I’ve read dozens of opinion pieces, comments, tweets along the lines of “See, nothing happened!?!” I’ll argue two points here: First: Compared to how the other opponents try to shoot you from afar, being touched in the side, having words that you don’t understand whispered into your ear and being choked (to death, if you fail the quicktime event) is not only by itself a multiple violation of personal boundaries, but also (that’s the second point): If you’re in that position, do you know where and when your attacker would stop? What his intentions really are? Try to think outside the clear rules of a game like Tomb Raider: Does he want to kill you, rape you, or problably “only” rob you? Especially if you have been assaulted before, you might jump to conclusions because “that’s what happened the last time”, even if may “only” be a light touch.

Lara assaulted in Tomb Raider

You have to assess the situation within seconds and react appropriately – and unfortunately (?), in reality, there’s no quicktime event, no reload, and killing someone is generally looked down upon. Also, in most instances, unlike Lara, you don’t just wipe off the dirt and get on with the killing your life. Depending on what exactly happened, you will need time to heal, physically but especially emotionally. You have to re-establish your boundaries, your self-confidence, your trust in other human beings. This may take therapy, or many hour-long talks with friends and family, or just lots of time. Speaking up against the offender or reporting him may help you deal with what happened, too. In the game, we never learn what Lara thinks about the incident – whether she felt threatened sexually, or not. But, either way, the only choice she gets is to kill the offender (if you win the quicktime event) or be choked (if you fail the QTE). As for “dealing with what happened”, this is it. There are a few instances in the game where we see an attempt of showing us how Lara deals with certain events (don’t want to spoil any details), but even that falls short in my opinion. And why does it fall short? The game promised to show how Lara became the heroine we know – and I’m sorry, but that’s not what’s we see in the game. What IS happening TO US never makes us a better, stronger person (emotionally; not talking athletics here). It may do the opposite – cause mistrust, depression, survivor’s guilt, self-harm, suicide, you name it. What CAN make us a better person is HOW WE DEAL WITH IT.  (Another good read on that, including statements from an expert on sexual violence: Penny Arcade Report)

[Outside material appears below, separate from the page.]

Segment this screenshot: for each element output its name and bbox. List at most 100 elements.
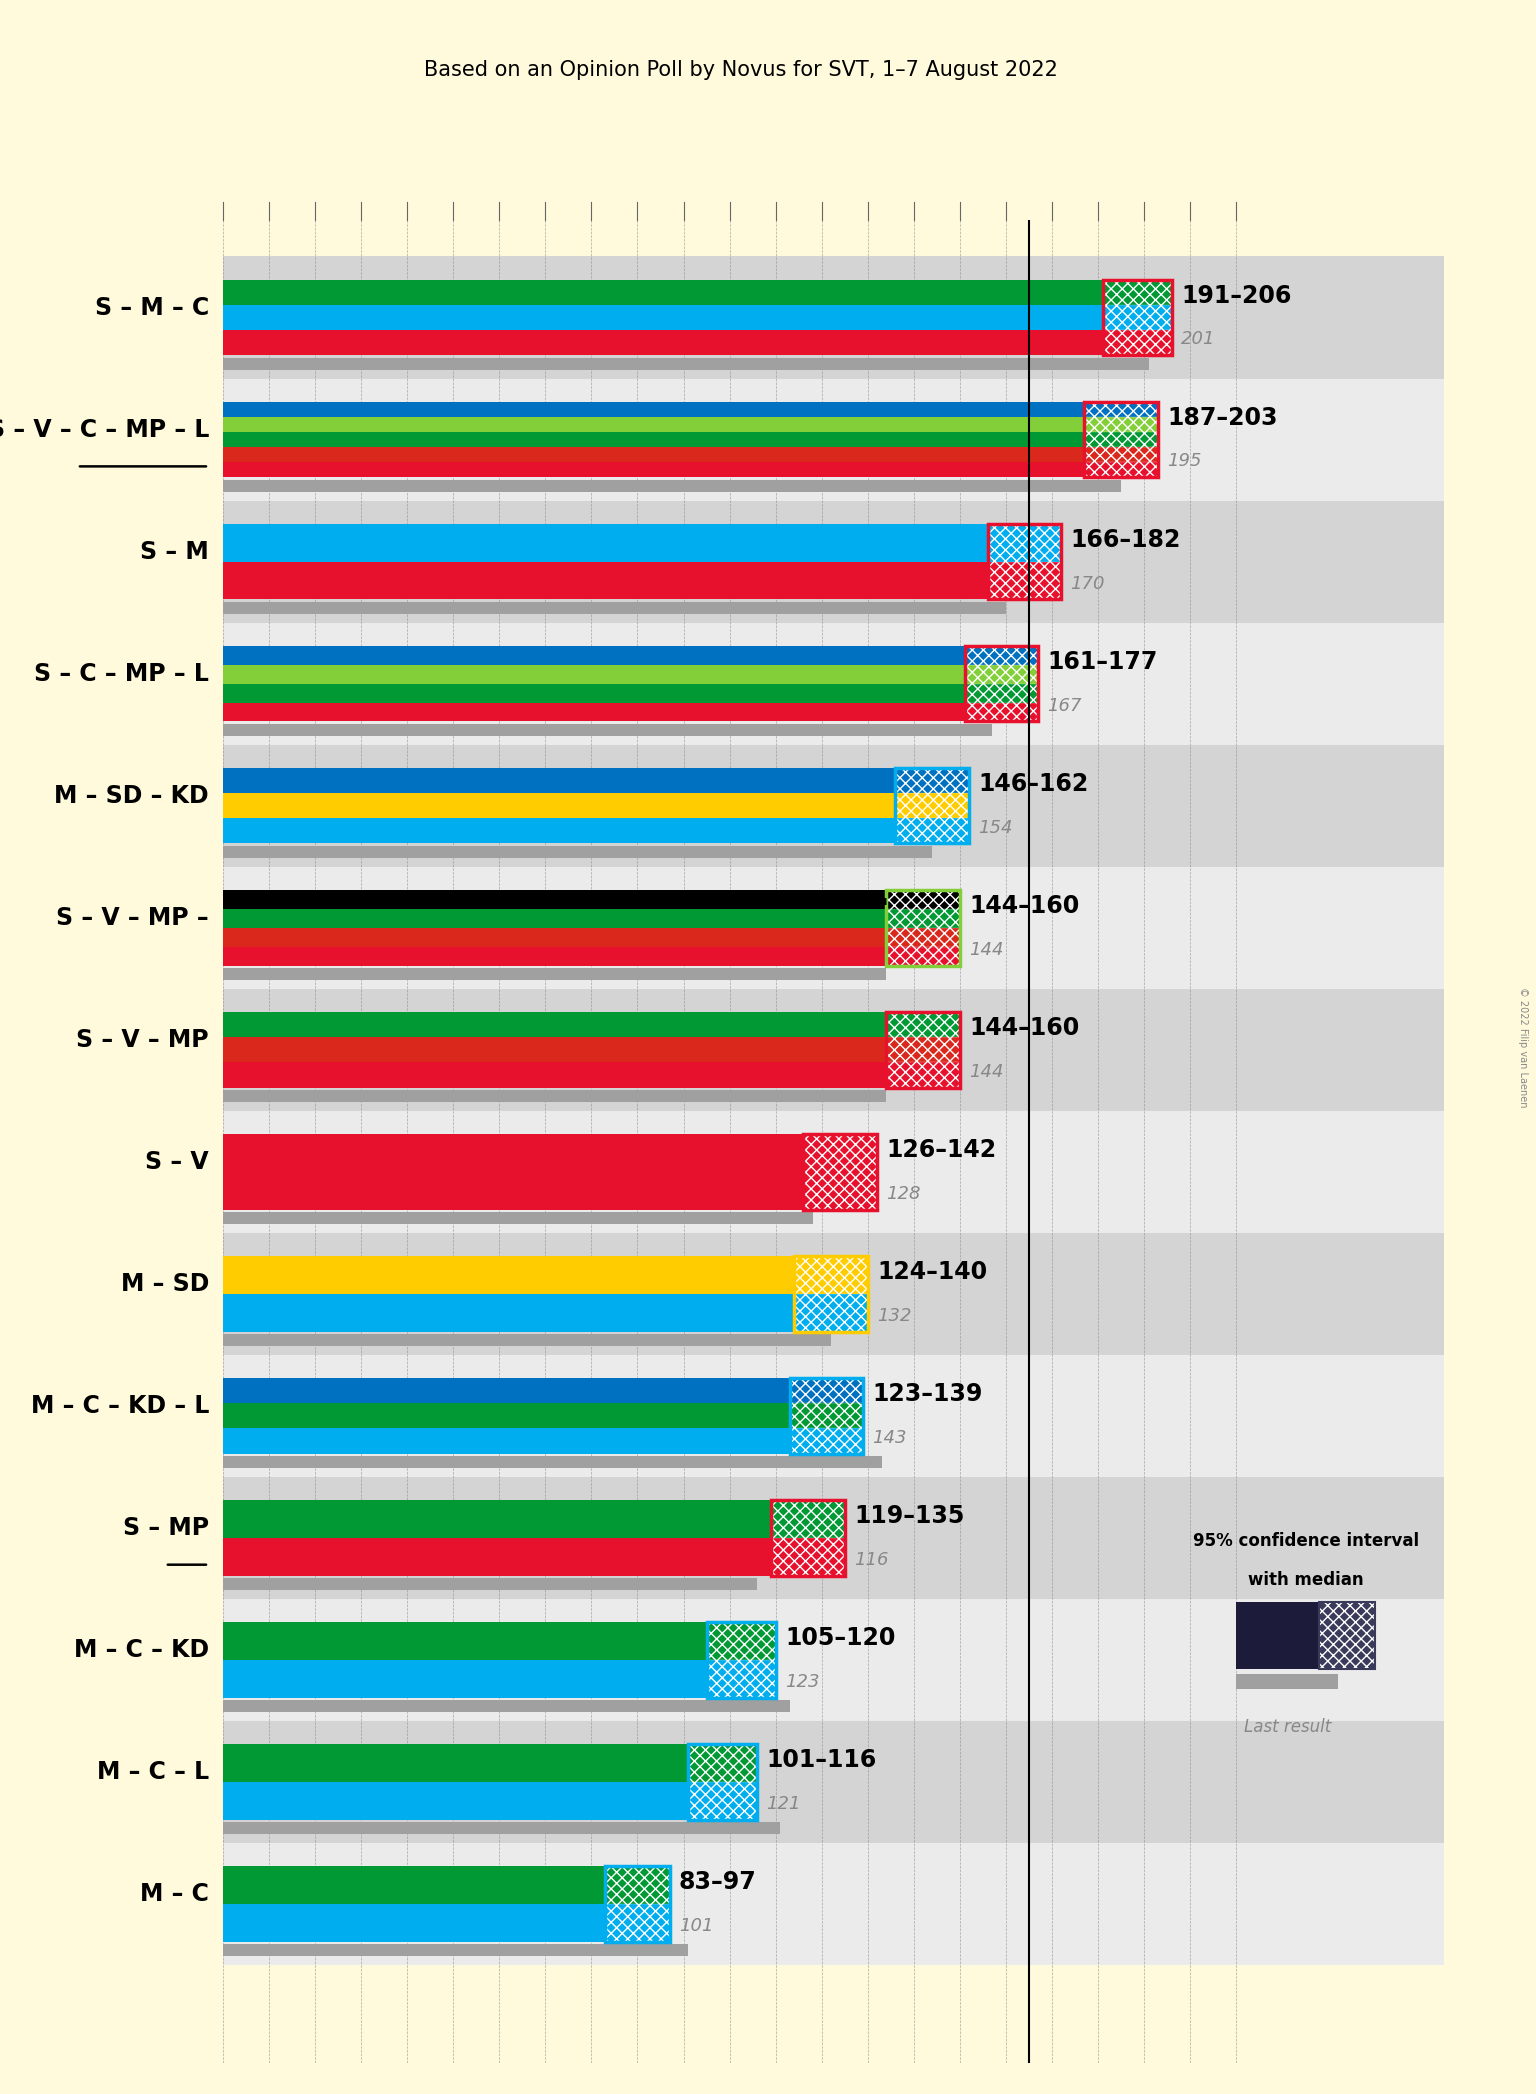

So, regardless of whether Lara faces an attempted rape or “only” attempted murder (Did I just write that? Outside video games, it seems very, very wrong), she doesn’t get the slightest chance of dealing with it. It very much reminds me of how Shepard is resurrected from the dead in Mass Effect, with practically no explanation of how she (or he) deals with that. Shepard’s death and rebirth become as trivial as Lara carrying out her first kill when she shoots her offender in the face. Of course, unlike in Mass Effect, the story in Tomb Raider doesn’t allow for any prompt extensive processing of what happened, but if that is so, please don’t go around telling everyone how you are explaining Lara’s development. Just keep her suffering, moaning, groaning, getting impaled, choked, and burnt for the sake of our entertainment until she somehow turns into a killing machine. In other words: Don’t use rape in your stories if you can’t deal with it. Lara Croft meets her former self

 

[Note: Of course, I don’t yet know the ending, so take this article as the analysis of something incomplete and probably inaccurate.]

Some more recommendations on the matter that didn’t quite fit into the text above: Dan Whiteheads Saturday Soapbox, Ashelias article on how for her, Tomb Raider did help with coming to terms with her own history.

 

5 thoughts on “The (Rise and) Rape of Lara Croft”

  1. Great! You defined exactly the terms, i’ve been thinking about the last days. I’m working on a Review of the new TR, with a fokus on Lara as a Character. I’ll refer to you if it’s ok.